Les particules fantômes, autrement connues sous le nom de neutrinos, sont littéralement partout: des milliards de particules, chacune d'elles n'ayant pratiquement aucune masse, traversent actuellement votre corps. Mais nous comprenons très peu sur le fonctionnement de ces particules. C'est une honte absolue, car ils pourraient être la clé pour expliquer certains des plus grands mystères de l'univers, y compris la raison pour laquelle il existe un univers.

Nous venons de faire un grand pas en avant pour répondre à ces questions. Dans une série de nouveaux articles publiés jeudi dans Science, une équipe de recherche internationale composée de centaines de personnes a annoncé avoir découvert des preuves des origines de ces minuscules particules insaisissables: des galaxies géantes de forme ovale appelées blazars. Les résultats ont permis de résoudre plus d'un siècle de travail en repérant ce qui pousse les particules subatomiques telles que les neutrinos en tant que rayons cosmiques de haute énergie dans l'espace.

«Nous observons des neutrinos cosmiques depuis 2013», explique Francis Halzen, physicien à l'Université de Wisconsin-Madison et scientifique principal de l'observatoire IceCube Neutrino, à l'origine des nouvelles découvertes. "Nous n'avions aucune idée d'où ils venaient."
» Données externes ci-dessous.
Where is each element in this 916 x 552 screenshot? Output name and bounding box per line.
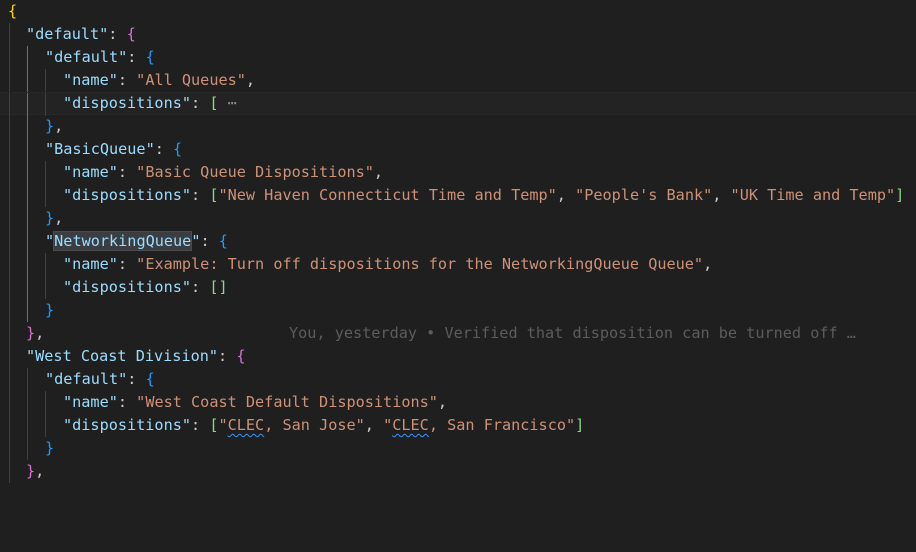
code-line[interactable]: "default": { xyxy=(0,23,916,46)
json-key: "dispositions" xyxy=(63,278,192,296)
json-key: "dispositions" xyxy=(63,186,192,204)
code-line[interactable]: } xyxy=(0,299,916,322)
json-key: "default" xyxy=(26,25,109,43)
code-line-current[interactable]: "dispositions": [ ⋯ xyxy=(0,92,916,116)
code-line[interactable]: "dispositions": ["CLEC, San Jose", "CLEC… xyxy=(0,414,916,437)
json-string: "Example: Turn off dispositions for the … xyxy=(136,255,704,273)
code-line[interactable]: "name": "West Coast Default Dispositions… xyxy=(0,391,916,414)
code-line[interactable]: "NetworkingQueue": { You, yesterday • Ve… xyxy=(0,230,916,342)
code-line[interactable]: } xyxy=(0,437,916,460)
code-line[interactable]: "default": { xyxy=(0,368,916,391)
code-line[interactable]: { xyxy=(0,0,916,23)
json-key: "name" xyxy=(63,255,118,273)
spelling-warning[interactable]: CLEC xyxy=(392,416,429,434)
code-line[interactable]: }, xyxy=(0,115,916,138)
brace-open: { xyxy=(8,2,18,20)
code-line[interactable]: "dispositions": ["New Haven Connecticut … xyxy=(0,184,916,207)
code-line[interactable]: "BasicQueue": { xyxy=(0,138,916,161)
json-key: "name" xyxy=(63,393,118,411)
json-string: "New Haven Connecticut Time and Temp" xyxy=(218,186,557,204)
code-line[interactable]: "name": "All Queues", xyxy=(0,69,916,92)
json-string: "People's Bank" xyxy=(575,186,713,204)
spelling-warning[interactable]: CLEC xyxy=(228,416,265,434)
code-line[interactable]: }, xyxy=(0,207,916,230)
code-line[interactable]: }, xyxy=(0,322,916,345)
json-key: "BasicQueue" xyxy=(45,140,155,158)
json-key: "dispositions" xyxy=(63,416,192,434)
code-editor[interactable]: { "default": { "default": { "name": "All… xyxy=(0,0,916,483)
json-key: "default" xyxy=(45,370,128,388)
json-array: [] xyxy=(209,278,228,296)
json-string: "CLEC, San Jose" xyxy=(218,416,365,434)
json-key: "NetworkingQueue" xyxy=(45,231,201,251)
folded-region-icon[interactable]: ⋯ xyxy=(228,94,237,112)
code-line[interactable]: "West Coast Division": { xyxy=(0,345,916,368)
selection-highlight: NetworkingQueue xyxy=(53,231,193,251)
json-key: "dispositions" xyxy=(63,94,192,112)
code-line[interactable]: }, xyxy=(0,460,916,483)
json-string: "Basic Queue Dispositions" xyxy=(136,163,374,181)
json-key: "name" xyxy=(63,71,118,89)
code-line[interactable]: "dispositions": [] xyxy=(0,276,916,299)
json-key: "West Coast Division" xyxy=(26,347,219,365)
json-key: "name" xyxy=(63,163,118,181)
json-string: "West Coast Default Dispositions" xyxy=(136,393,438,411)
json-key: "default" xyxy=(45,48,128,66)
json-string: "All Queues" xyxy=(136,71,246,89)
code-line[interactable]: "name": "Example: Turn off dispositions … xyxy=(0,253,916,276)
json-string: "CLEC, San Francisco" xyxy=(383,416,576,434)
json-string: "UK Time and Temp" xyxy=(730,186,896,204)
code-line[interactable]: "default": { xyxy=(0,46,916,69)
code-line[interactable]: "name": "Basic Queue Dispositions", xyxy=(0,161,916,184)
La clé de cette dernière découverte consistait à essayer de comprendre à quels autres événements de haute énergie les neutrinos pourraient être associés. C'est là qu'intervient l'astronomie multi-messagers: l'étude d'événements astrophysiques à travers plusieurs signaux différents. Par exemple, si vous vouliez apprendre le plus possible sur une explosion de dynamite, vous ne feriez pas simplement un enregistrement avec votre téléphone. Vous souhaitez effectuer des observations dans différentes longueurs d'onde de la lumière, effectuer des enregistrements audio, etc. En astronomie, le terme multi-messager consiste à observer des signaux relatifs au rayonnement électromagnétique, aux ondes gravitationnelles, aux neutrinos et aux rayons cosmiques.

«Les neutrinos rappellent leurs sources», explique Halzen, «et nous avons donc essayé d'associer leurs directions d'arrivée à des sources connues, y compris des blazers. Cela n'a pas réussi jusqu'à ce que nous commencions cette campagne multi-messenger. ”
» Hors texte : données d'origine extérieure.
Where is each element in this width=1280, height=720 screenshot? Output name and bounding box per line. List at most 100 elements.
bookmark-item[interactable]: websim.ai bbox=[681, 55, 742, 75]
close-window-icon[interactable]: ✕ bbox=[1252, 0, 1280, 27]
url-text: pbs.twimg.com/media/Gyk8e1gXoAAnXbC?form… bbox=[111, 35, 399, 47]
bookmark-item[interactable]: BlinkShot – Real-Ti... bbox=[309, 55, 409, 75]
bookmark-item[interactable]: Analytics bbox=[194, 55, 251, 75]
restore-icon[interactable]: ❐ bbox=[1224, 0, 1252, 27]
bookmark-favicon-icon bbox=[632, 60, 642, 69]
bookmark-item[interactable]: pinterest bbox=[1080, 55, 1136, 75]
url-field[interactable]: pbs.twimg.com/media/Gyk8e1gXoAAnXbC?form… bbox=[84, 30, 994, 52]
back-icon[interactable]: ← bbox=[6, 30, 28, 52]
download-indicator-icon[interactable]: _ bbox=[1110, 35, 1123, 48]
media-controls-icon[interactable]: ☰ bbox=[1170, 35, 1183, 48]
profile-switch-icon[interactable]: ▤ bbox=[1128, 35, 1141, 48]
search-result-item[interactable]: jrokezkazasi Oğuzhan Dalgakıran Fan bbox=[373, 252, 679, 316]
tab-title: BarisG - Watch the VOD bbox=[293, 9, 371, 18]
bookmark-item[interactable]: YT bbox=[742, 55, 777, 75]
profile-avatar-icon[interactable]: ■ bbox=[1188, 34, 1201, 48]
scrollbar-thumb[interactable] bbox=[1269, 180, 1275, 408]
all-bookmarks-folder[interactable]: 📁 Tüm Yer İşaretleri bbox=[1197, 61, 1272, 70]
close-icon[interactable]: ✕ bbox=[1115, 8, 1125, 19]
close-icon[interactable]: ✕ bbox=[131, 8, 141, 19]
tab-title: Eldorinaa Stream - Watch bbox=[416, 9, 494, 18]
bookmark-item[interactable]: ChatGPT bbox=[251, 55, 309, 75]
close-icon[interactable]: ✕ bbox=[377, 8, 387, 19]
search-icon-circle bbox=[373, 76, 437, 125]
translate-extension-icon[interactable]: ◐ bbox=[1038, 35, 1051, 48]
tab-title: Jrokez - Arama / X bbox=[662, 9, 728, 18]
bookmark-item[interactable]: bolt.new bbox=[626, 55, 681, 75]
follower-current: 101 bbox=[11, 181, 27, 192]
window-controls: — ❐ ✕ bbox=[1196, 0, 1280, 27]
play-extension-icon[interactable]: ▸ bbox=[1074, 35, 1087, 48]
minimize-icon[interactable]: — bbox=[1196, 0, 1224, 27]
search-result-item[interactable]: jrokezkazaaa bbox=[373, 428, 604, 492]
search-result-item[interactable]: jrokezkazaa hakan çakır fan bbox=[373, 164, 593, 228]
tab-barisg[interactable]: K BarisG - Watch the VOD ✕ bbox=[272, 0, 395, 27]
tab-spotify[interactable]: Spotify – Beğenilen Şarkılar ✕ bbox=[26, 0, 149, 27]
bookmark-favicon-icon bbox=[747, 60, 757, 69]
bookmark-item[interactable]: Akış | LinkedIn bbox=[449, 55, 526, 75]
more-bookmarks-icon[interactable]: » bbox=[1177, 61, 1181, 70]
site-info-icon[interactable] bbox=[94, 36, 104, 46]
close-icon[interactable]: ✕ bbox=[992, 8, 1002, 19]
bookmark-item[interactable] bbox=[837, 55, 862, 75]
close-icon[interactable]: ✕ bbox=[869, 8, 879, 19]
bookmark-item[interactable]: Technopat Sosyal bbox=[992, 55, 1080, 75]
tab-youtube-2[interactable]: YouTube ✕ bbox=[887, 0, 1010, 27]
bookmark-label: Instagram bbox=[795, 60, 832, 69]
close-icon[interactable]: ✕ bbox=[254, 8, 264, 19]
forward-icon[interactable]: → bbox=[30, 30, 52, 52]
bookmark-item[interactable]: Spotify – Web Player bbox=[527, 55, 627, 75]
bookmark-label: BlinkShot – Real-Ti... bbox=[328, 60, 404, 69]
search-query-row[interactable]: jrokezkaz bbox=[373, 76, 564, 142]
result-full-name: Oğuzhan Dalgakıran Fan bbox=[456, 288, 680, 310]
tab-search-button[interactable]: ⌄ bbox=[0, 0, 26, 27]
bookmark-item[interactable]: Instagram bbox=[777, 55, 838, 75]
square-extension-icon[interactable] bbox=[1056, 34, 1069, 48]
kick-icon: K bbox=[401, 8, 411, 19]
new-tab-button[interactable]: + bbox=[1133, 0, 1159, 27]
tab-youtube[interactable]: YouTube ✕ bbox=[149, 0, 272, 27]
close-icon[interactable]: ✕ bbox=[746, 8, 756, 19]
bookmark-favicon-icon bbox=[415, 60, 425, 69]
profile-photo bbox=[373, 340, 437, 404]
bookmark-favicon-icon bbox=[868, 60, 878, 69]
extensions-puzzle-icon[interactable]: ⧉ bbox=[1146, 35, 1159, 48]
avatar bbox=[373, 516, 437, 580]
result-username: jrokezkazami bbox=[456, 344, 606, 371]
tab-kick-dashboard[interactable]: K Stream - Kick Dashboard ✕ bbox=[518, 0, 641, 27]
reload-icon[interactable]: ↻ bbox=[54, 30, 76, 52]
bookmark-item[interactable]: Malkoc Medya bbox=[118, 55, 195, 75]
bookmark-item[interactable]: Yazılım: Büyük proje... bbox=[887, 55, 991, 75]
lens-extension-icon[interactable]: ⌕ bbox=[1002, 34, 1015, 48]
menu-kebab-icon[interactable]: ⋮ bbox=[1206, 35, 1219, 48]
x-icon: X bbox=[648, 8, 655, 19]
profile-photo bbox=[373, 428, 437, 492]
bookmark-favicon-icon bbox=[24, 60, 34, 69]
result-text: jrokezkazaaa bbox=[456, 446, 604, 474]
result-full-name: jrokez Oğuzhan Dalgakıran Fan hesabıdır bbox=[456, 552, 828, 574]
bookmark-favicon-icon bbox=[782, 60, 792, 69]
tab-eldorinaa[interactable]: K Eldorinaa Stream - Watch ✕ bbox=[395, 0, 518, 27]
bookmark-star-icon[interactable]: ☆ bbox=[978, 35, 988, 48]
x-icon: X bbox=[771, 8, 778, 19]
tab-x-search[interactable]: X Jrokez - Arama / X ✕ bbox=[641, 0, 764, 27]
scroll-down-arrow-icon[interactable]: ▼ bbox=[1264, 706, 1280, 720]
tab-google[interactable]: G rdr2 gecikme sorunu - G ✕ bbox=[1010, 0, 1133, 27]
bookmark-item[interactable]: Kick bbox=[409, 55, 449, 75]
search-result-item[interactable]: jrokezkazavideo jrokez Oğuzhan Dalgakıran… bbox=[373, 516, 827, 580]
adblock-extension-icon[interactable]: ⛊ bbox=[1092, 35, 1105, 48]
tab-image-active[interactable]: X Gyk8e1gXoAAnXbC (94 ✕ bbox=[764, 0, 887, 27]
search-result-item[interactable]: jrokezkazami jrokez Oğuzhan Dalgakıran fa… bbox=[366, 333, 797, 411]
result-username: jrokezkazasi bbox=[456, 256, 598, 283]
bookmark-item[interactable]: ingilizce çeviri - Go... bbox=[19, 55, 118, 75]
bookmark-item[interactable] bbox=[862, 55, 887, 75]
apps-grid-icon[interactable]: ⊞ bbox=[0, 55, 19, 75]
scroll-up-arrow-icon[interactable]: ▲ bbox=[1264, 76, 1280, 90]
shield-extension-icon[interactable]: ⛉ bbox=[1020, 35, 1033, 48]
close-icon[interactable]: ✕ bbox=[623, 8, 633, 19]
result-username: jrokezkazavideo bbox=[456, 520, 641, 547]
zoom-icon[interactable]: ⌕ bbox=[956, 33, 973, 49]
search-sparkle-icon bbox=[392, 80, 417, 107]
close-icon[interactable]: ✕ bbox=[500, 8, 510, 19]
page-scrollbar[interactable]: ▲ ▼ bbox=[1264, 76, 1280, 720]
IceCube, un télescope de la taille d'un kilomètre situé sous un mile de glace dans le pôle sud, fonctionne depuis 2011 et utilise ses plusieurs milliers de capteurs pour observer près de 100 000 neutrinos par an. Son but explicite est de trouver des neutrinos, proches ou lointains (et dans le cas de cette dernière observation, très loin). C'est un observatoire puissant pour le suivi des particules élémentaires, mais si nous essayons de connecter des neutrinos à d'autres signaux afin de trouver le point d'origine, nous devons nous tourner vers d'autres instruments d'aide.

IceCube est équipé d'un système d'alerte qui se déclenche lorsqu'il détecte des neutrinos de très haute énergie. Ce système d'alerte transmet les coordonnées à d'autres télescopes du monde entier et leur demande de faire des observations de suivi.

Pour cette enquête, IceCube a découvert un événement de neutrinos extrêmement intense le 22 septembre 2017. Le télescope spatial à rayons gamma Fermi en orbite autour de la NASA et le grand télescope Chermakov à imagerie gamma atmosphérique des îles Canaries ont été mis en alerte et ont fini par détecter une énergie élevée. Les rayons gamma provenant d'une galaxie appelée TXS 0506 + 056, un blazar, se situent à environ 4 milliards d'années-lumière de la Terre, à l'angle de l'angle supérieur gauche d'Orion. L’activité des rayons gamma, parmi les plus fortes jamais détectées par Fermi à partir de cette source, s’aligne incroyablement bien avec les coordonnées de neutrinos envoyées par IceCube.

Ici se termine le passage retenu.